Project 3: Wrangling Data - The dplyr Verbs
Build a data cleaning pipeline using core dplyr verbs.
Project Overview
| Attribute | Value |
|---|---|
| Difficulty | Level 1: Beginner |
| Time Estimate | Weekend |
| Main Language | R |
| Alternative Languages | Python (pandas), Julia |
| Knowledge Area | Data wrangling |
| Tools | dplyr |
| Main Book | “R for Data Science” by Wickham & Grolemund |
What you’ll build: A reproducible data cleaning script that filters, selects, groups, and summarizes data.
Why it teaches stats: Clean data is mandatory for valid statistical conclusions.
Core challenges you’ll face:
- Handling missing values
- Performing grouped summaries
- Keeping transformations readable
Real World Outcome
You will output a cleaned dataset and a summary table for selected groups.
Example Output:
Filtered rows: 20
Grouped summary saved to summary.csv
Verification steps:
- Check row counts after each step
- Validate summaries against expectations
The Core Question You’re Answering
“How do I transform messy data into analysis-ready tables?”
This is the core of practical data work.
Concepts You Must Understand First
Stop and research these before coding:
- Filter and select
- How do you subset data safely?
- Book Reference: “R for Data Science”, Ch. 5
- Group by and summarize
- How do you compute stats per group?
- Book Reference: “R for Data Science”, Ch. 5
- Missing values
- How do NA values affect calculations?
- Book Reference: “R for Data Science”, Ch. 5
Questions to Guide Your Design
- Pipeline clarity
- How will you structure chained operations?

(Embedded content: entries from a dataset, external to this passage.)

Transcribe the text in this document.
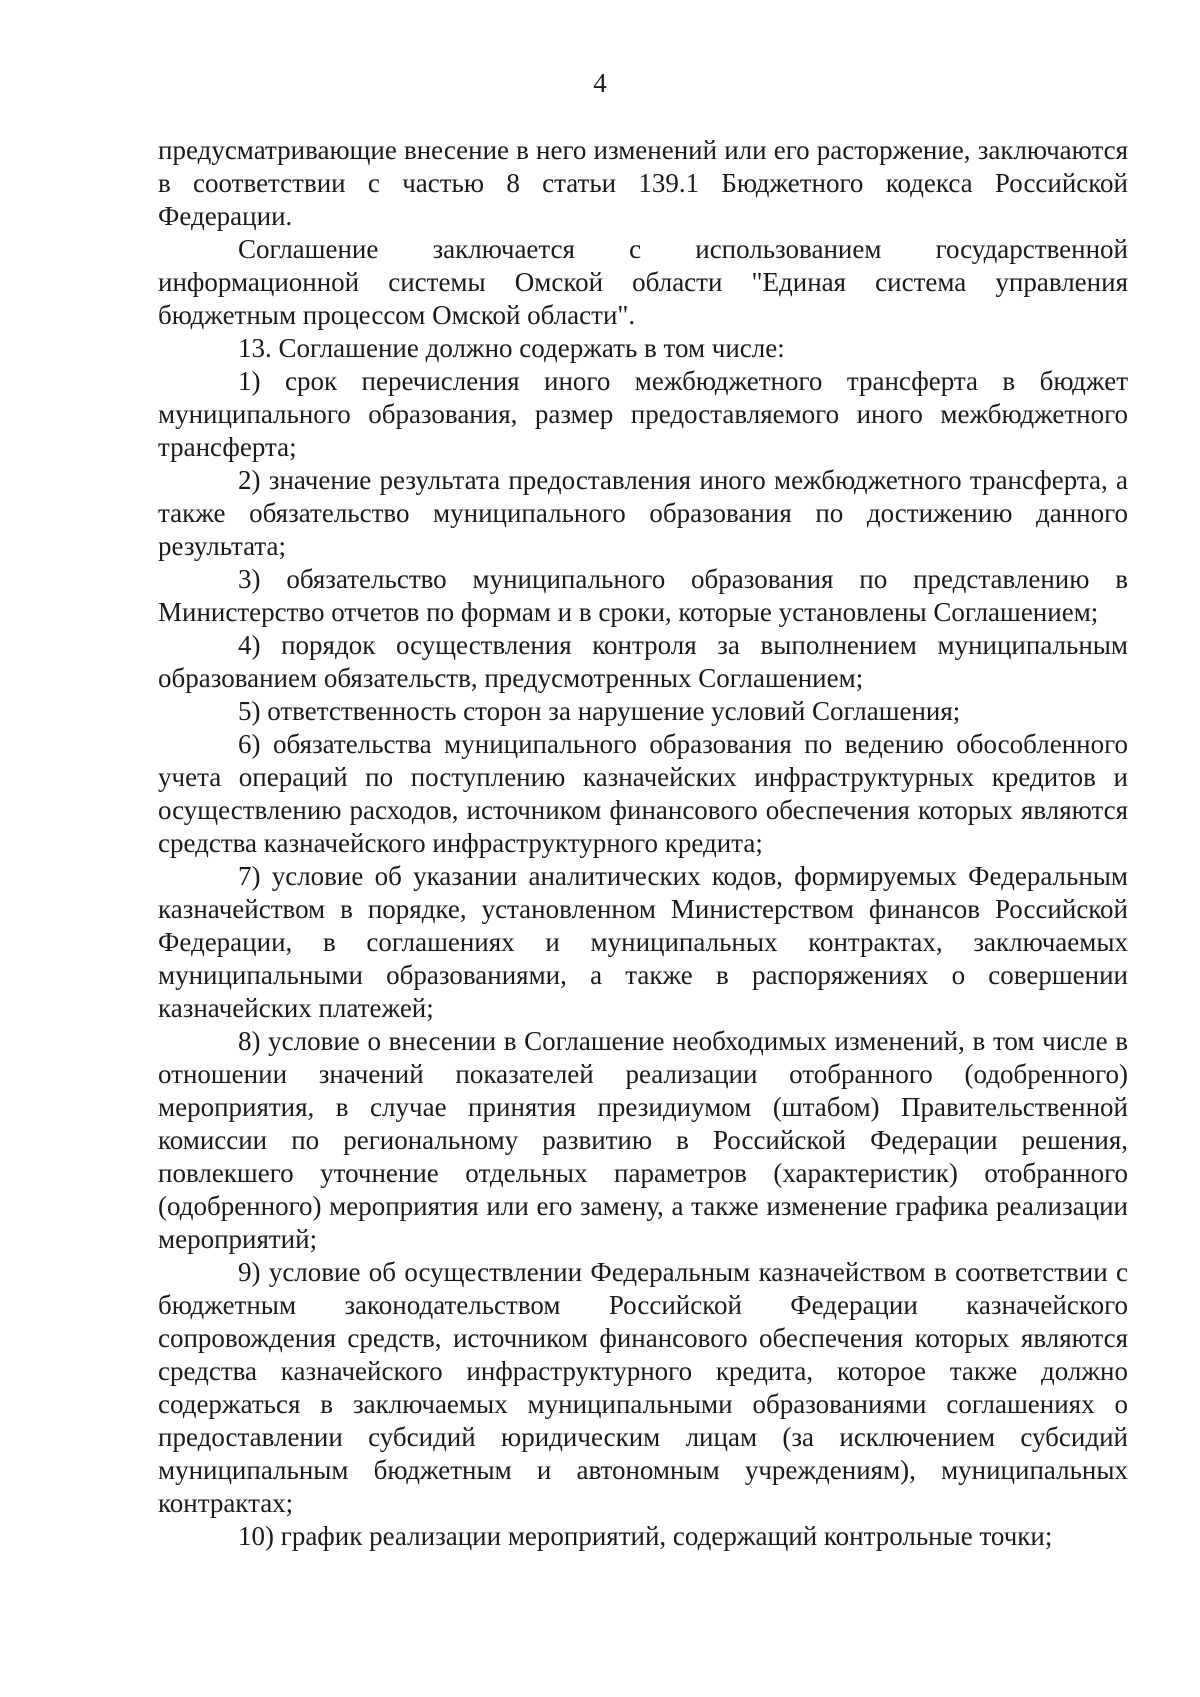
4

предусматривающие внесение в него изменений или его расторжение, заключаются в соответствии с частью 8 статьи 139.1 Бюджетного кодекса Российской Федерации.

Соглашение заключается с использованием государственной информационной системы Омской области "Единая система управления бюджетным процессом Омской области".

13. Соглашение должно содержать в том числе:

1) срок перечисления иного межбюджетного трансферта в бюджет муниципального образования, размер предоставляемого иного межбюджетного трансферта;

2) значение результата предоставления иного межбюджетного трансферта, а также обязательство муниципального образования по достижению данного результата;

3) обязательство муниципального образования по представлению в Министерство отчетов по формам и в сроки, которые установлены Соглашением;

4) порядок осуществления контроля за выполнением муниципальным образованием обязательств, предусмотренных Соглашением;

5) ответственность сторон за нарушение условий Соглашения;

6) обязательства муниципального образования по ведению обособленного учета операций по поступлению казначейских инфраструктурных кредитов и осуществлению расходов, источником финансового обеспечения которых являются средства казначейского инфраструктурного кредита;

7) условие об указании аналитических кодов, формируемых Федеральным казначейством в порядке, установленном Министерством финансов Российской Федерации, в соглашениях и муниципальных контрактах, заключаемых муниципальными образованиями, а также в распоряжениях о совершении казначейских платежей;

8) условие о внесении в Соглашение необходимых изменений, в том числе в отношении значений показателей реализации отобранного (одобренного) мероприятия, в случае принятия президиумом (штабом) Правительственной комиссии по региональному развитию в Российской Федерации решения, повлекшего уточнение отдельных параметров (характеристик) отобранного (одобренного) мероприятия или его замену, а также изменение графика реализации мероприятий;

9) условие об осуществлении Федеральным казначейством в соответствии с бюджетным законодательством Российской Федерации казначейского сопровождения средств, источником финансового обеспечения которых являются средства казначейского инфраструктурного кредита, которое также должно содержаться в заключаемых муниципальными образованиями соглашениях о предоставлении субсидий юридическим лицам (за исключением субсидий муниципальным бюджетным и автономным учреждениям), муниципальных контрактах;

10) график реализации мероприятий, содержащий контрольные точки;
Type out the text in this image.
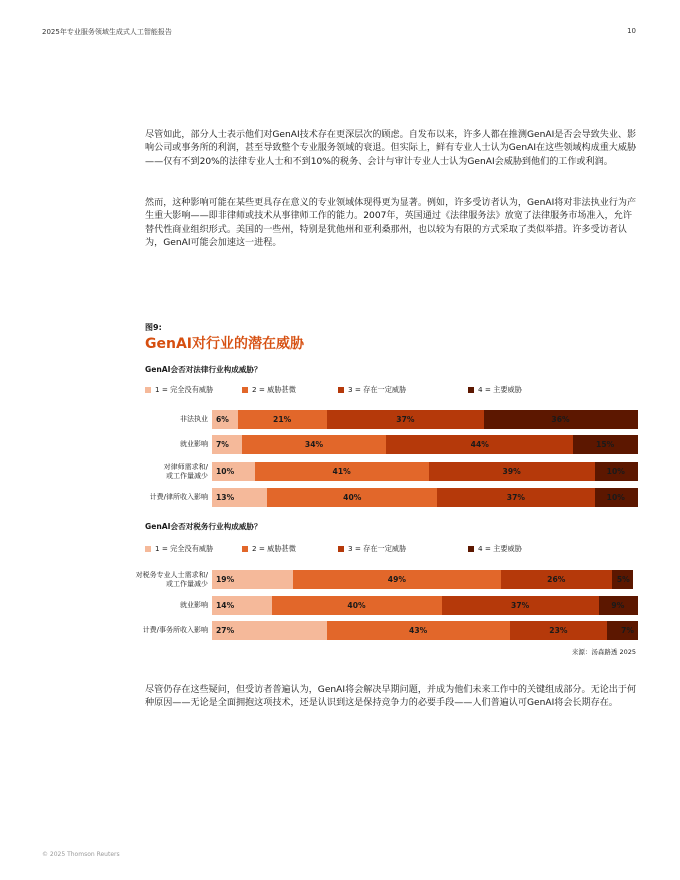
2025年专业服务领域生成式人工智能报告	10

尽管如此，部分人士表示他们对GenAI技术存在更深层次的顾虑。自发布以来，许多人都在推测GenAI是否会导致失业、影响公司或事务所的利润，甚至导致整个专业服务领域的衰退。但实际上，鲜有专业人士认为GenAI在这些领域构成重大威胁——仅有不到20%的法律专业人士和不到10%的税务、会计与审计专业人士认为GenAI会威胁到他们的工作或利润。

然而，这种影响可能在某些更具存在意义的专业领域体现得更为显著。例如，许多受访者认为，GenAI将对非法执业行为产生重大影响——即非律师或技术从事律师工作的能力。2007年，英国通过《法律服务法》放宽了法律服务市场准入，允许替代性商业组织形式。美国的一些州，特别是犹他州和亚利桑那州，也以较为有限的方式采取了类似举措。许多受访者认为，GenAI可能会加速这一进程。

图9:
GenAI对行业的潜在威胁
GenAI会否对法律行业构成威胁？
1 = 完全没有威胁	2 = 威胁甚微	3 = 存在一定威胁	4 = 主要威胁
非法执业 6%	21%	37%	36%
就业影响 7%	34%	44%	15%
对律师需求和/
或工作量减少 10%	41%	39%	10%
计费/律所收入影响 13%	40%	37%	10%
GenAI会否对税务行业构成威胁？
1 = 完全没有威胁	2 = 威胁甚微	3 = 存在一定威胁	4 = 主要威胁
对税务专业人士需求和/
或工作量减少 19%	49%	26%	5%
就业影响 14%	40%	37%	9%
计费/事务所收入影响 27%	43%	23%	7%
来源：汤森路透 2025

尽管仍存在这些疑问，但受访者普遍认为，GenAI将会解决早期问题，并成为他们未来工作中的关键组成部分。无论出于何种原因——无论是全面拥抱这项技术，还是认识到这是保持竞争力的必要手段——人们普遍认可GenAI将会长期存在。

© 2025 Thomson Reuters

- Will you keep intermediate outputs for debugging?
- Validation
- How will you verify that cleaning didn’t remove valid data?
- How will you document assumptions?
Thinking Exercise
Grouped Summary
Group cars by cylinder count and compute average mpg. What patterns do you expect?
Questions while working:
- Why do grouped summaries matter?
- How does sample size affect interpretation?
The Interview Questions They’ll Ask
Prepare to answer these:
- “What are the core dplyr verbs?”
- “How do you handle missing values?”
- “Why is grouping important?”
- “How do you keep data pipelines readable?”
- “How do you validate transformations?”
Hints in Layers
Hint 1: Starting Point Use select and filter to create a smaller dataset.
Hint 2: Next Level Add group_by and summarize to compute stats.
Hint 3: Technical Details Use n() to track group sizes.
Hint 4: Tools/Debugging Print intermediate summaries to verify steps.
Books That Will Help
| Topic | Book | Chapter |
|---|---|---|
| dplyr verbs | “R for Data Science” | Ch. 5 |
| Grouped summaries | “R for Data Science” | Ch. 5 |
| Missing values | “R for Data Science” | Ch. 5 |
Implementation Hints
- Keep a consistent naming scheme for columns.
- Use pipes to keep transformations readable.
- Save cleaned data as a separate artifact.
Learning Milestones
- First milestone: You can filter and select data correctly.
- Second milestone: You can compute grouped summaries.
- Final milestone: You can build reproducible data pipelines.